Intervento di Mons. Flavien Joseph MELKI, Vescovo titolare di Dara dei Siri, Vescovo
di Curia di Antiochia dei Siri (LIBANO), "in scriptis"
Il paragrafo 25 dell’Instrumentum Laboris invita i cristiani del Medio Oriente a dare
il proprio contributo, insieme ai musulmani moderati e illuminati, per riuscire a
instaurare negli Stati islamici in cui vivono, una “laicità positiva” che garantirebbe
l’uguaglianza di tutti i cittadini riconoscendo il ruolo benefico delle religioni.
Questa riforma del regime politico e teocratico dei nostri paesi favorirebbe “la promozione
di una democrazia sana”. Queste proposte, benché auspicabili e legittime, hanno
la possibilità di essere messe in pratica? È pensabile che i paesi arabi del Medio
Oriente, in cui il fondamentalismo continua a inasprirsi, accetteranno, in un futuro
prossimo, di abbandonare i loro regimi teocratici, fondati sul Corano e sulla Shari’a
che comportano una evidente discriminazione nei confronti dei non musulmani? Mi sembra
utopico per i secoli a venire.
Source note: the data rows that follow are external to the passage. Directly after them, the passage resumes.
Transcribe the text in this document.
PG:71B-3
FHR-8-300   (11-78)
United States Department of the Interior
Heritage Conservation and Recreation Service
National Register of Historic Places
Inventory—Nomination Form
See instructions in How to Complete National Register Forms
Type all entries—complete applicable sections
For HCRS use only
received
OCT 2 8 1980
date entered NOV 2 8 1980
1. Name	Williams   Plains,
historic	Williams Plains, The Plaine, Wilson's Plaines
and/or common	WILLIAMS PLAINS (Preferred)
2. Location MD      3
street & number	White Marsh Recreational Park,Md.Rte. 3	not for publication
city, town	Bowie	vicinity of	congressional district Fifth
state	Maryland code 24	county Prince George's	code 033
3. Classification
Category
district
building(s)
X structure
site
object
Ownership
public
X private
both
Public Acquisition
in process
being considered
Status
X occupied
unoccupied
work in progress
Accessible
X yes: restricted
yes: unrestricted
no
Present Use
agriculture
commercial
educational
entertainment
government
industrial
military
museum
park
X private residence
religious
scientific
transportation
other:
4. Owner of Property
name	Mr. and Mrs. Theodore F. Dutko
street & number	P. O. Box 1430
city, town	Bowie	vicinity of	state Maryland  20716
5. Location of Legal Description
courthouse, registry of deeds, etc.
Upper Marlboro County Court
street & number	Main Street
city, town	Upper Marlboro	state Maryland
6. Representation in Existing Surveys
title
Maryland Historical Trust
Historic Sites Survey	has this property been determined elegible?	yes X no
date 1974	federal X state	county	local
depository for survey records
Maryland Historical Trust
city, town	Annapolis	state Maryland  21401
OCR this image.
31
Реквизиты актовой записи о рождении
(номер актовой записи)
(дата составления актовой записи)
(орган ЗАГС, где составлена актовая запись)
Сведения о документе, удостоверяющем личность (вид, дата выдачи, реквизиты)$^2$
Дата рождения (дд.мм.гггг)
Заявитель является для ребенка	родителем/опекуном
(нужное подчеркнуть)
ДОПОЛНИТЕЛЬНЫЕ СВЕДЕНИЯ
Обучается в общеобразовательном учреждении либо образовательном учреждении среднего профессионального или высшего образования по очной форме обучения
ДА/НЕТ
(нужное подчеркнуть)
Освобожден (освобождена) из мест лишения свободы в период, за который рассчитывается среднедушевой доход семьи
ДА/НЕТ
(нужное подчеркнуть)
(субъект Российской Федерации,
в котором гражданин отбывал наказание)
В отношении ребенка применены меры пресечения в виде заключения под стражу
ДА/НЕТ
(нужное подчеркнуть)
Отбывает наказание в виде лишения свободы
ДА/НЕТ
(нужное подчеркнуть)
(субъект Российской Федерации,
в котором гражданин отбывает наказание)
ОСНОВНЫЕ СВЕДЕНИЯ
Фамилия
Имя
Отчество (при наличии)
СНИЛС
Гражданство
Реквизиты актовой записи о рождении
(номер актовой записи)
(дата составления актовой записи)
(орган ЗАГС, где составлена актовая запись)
A eccezione del Libano, i circa 15.000.000 di cristiani
del Medio Oriente sono, sottoposti da 14 secoli a molteplici forme di persecuzione,
di massacro, di discriminazione, di sopruso e di umiliazione. Ancora oggi, nel III
millennio, assistiamo impotenti, con il cuore straziato, alla prova dei nostri fratelli
iracheni e al loro esodo di massa. Dovremo attendere la scomparsa dei cristiani
del Medio Oriente per alzare la voce e reclamare con forza libertà, uguaglianza e
giustizia per queste minoranze religiose minacciate nella loro sopravvivenza? Il mondo
civile assisterà con indifferenza alla loro estinzione? Occorre quindi agire,
senza tardare, per riformare questi regimi islamici. I cristiani del Medio Oriente
non saprebbero, da soli, raggiungere questo obiettivo. Devono essere aiutati dalla
Chiesa universale e dai paesi democratici. 1 - La Santa Sede potrebbe intervenire,
in questo senso, presso i paesi con i quali intrattiene relazioni diplomatiche. 2
- I paesi europei, gli Stati Uniti e i paesi rispettosi dei diritti umani dovrebbero
fare pressione, a tutti i livelli, sui regimi che ledono i diritti inalienabili della
persona umana, per spingerli a riformare le loro leggi, ispirate alla Shari’a islamica,
che considerano le minoranze religiose come cittadini di seconda classe. E perché
non chiedere alle istanze internazionali di perorare la causa dei cristiani, vittime
di discriminazione, ed esigere che i paesi islamici trattino i cristiani alla stregua
degli Stati europei, che conferiscono alle minoranze di musulmani, divenuti cittadini,
gli stessi diritti dei propri abitanti autoctoni. Mobilitando così l’opinione pubblica
internazionale, i cristiani avrebbero delle buone ragioni per sperare e ritroverebbero
la loro dignità di cittadini a pieno titolo, cosa che li spingerebbe a non espatriare. Dobbiamo
reclamare incessantemente i nostri diritti lesi e la nostra dignità calpestata e operare
instancabilmente per ricomporre questa situazione anormale, secondo la Parola di Cristo:
“Chiedete e vi sarà dato, bussate e vi sarà aperto” (Mt 7, 7). O ancora, seguire l’esempio
della vedova del Vangelo, senza mezzi di difesa, che insistendo ha potuto infine ottenere
da un giudice iniquo, senza fede e senza cuore, che venisse fatta giustizia.